Morse: Agreement possible this fall on expanding N.H.’s Medicaid program
The leader of the Republican-controlled Senate indicated yesterday he’s open to reaching an agreement with Gov. Maggie Hassan and House Democrats this fall on Medicaid expansion.
“I’ve made it perfectly clear to the governor that if she were to call us back into session, I’m not going to do anything to obstruct that,” Senate President Chuck Morse told reporters. “But I think it’s important that we come up with some form that people can accept, as a majority. I think that’s very important, and I don’t think that solution has been presented yet, so I think we need to work on it.”
Morse, a Salem Republican, became Senate president a month ago after Sen. Peter Bragdon stepped down from the post over his new job as executive director of the Local Government Center.
Expanding state Medicaid programs to provide health coverage to adults making up to 138 percent of the federal poverty line is a pillar of President Obama’s 2010 health care reform law. In 2012, the U.S. Supreme Court ruled most of the law was constitutional but made expansion optional for the states.
That’s led to a stalemate in New Hampshire, where Hassan and the Democratic-controlled House support expansion but the Senate, where Republicans hold a 13-11 majority, has been skeptical.
In June, as chairman of the Senate Finance Committee, Morse led the Senate negotiating team that blocked Medicaid expansion from being part of the new state budget. Instead, a special commission was appointed to study the issue in detail and make recommendations.
That commission faces an Oct. 15 deadline to file its report, and could wrap up its work as soon as Tuesday.
For months, Hassan has said a special session of the Legislature should debate and vote on expansion this year. Under the Constitution, she can call a special session with the support of a majority on the Democratic-controlled Executive Council.
Morse said yesterday he’s met with Hassan to discuss Medicaid expansion and his goals, which include providing better access to health care for low-income residents, emphasizing the use of managed care in Medicaid and using private insurance to encourage personal responsibility.
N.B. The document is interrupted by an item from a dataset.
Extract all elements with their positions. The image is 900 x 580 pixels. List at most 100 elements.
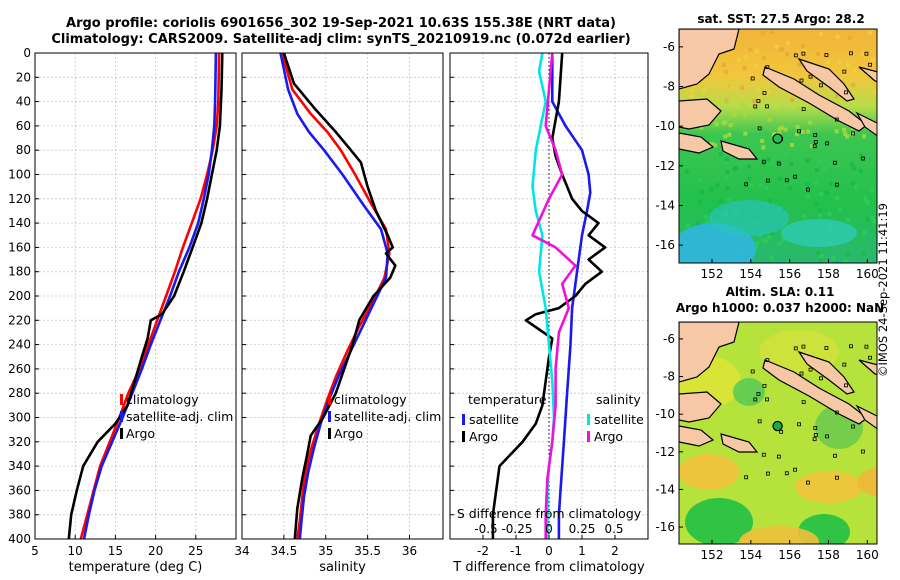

“Gov. Hassan is encouraged by her conversations with Sen. Morse and looks forward to the commission’s recommendations, as well as working with the Senate and the House to find a path forward on Medicaid expansion,” said Hassan spokesman William Hinkle in a statement.
The study commission’s last several meetings have focused on a framework proposed by Rep. Tom Sherman, a Rye Democrat, that would expand the Medicaid program with several private options, including premium payments for people with access to employer-sponsored insurance and premium assistance for people who wish to buy plans such as those available through the new exchange.
“We believe they should be on private health insurance,” Morse said yesterday. He added, “I think ultimately it has to be cost-effective.”
As for Sherman’s plan, Morse called it “a good starting point.”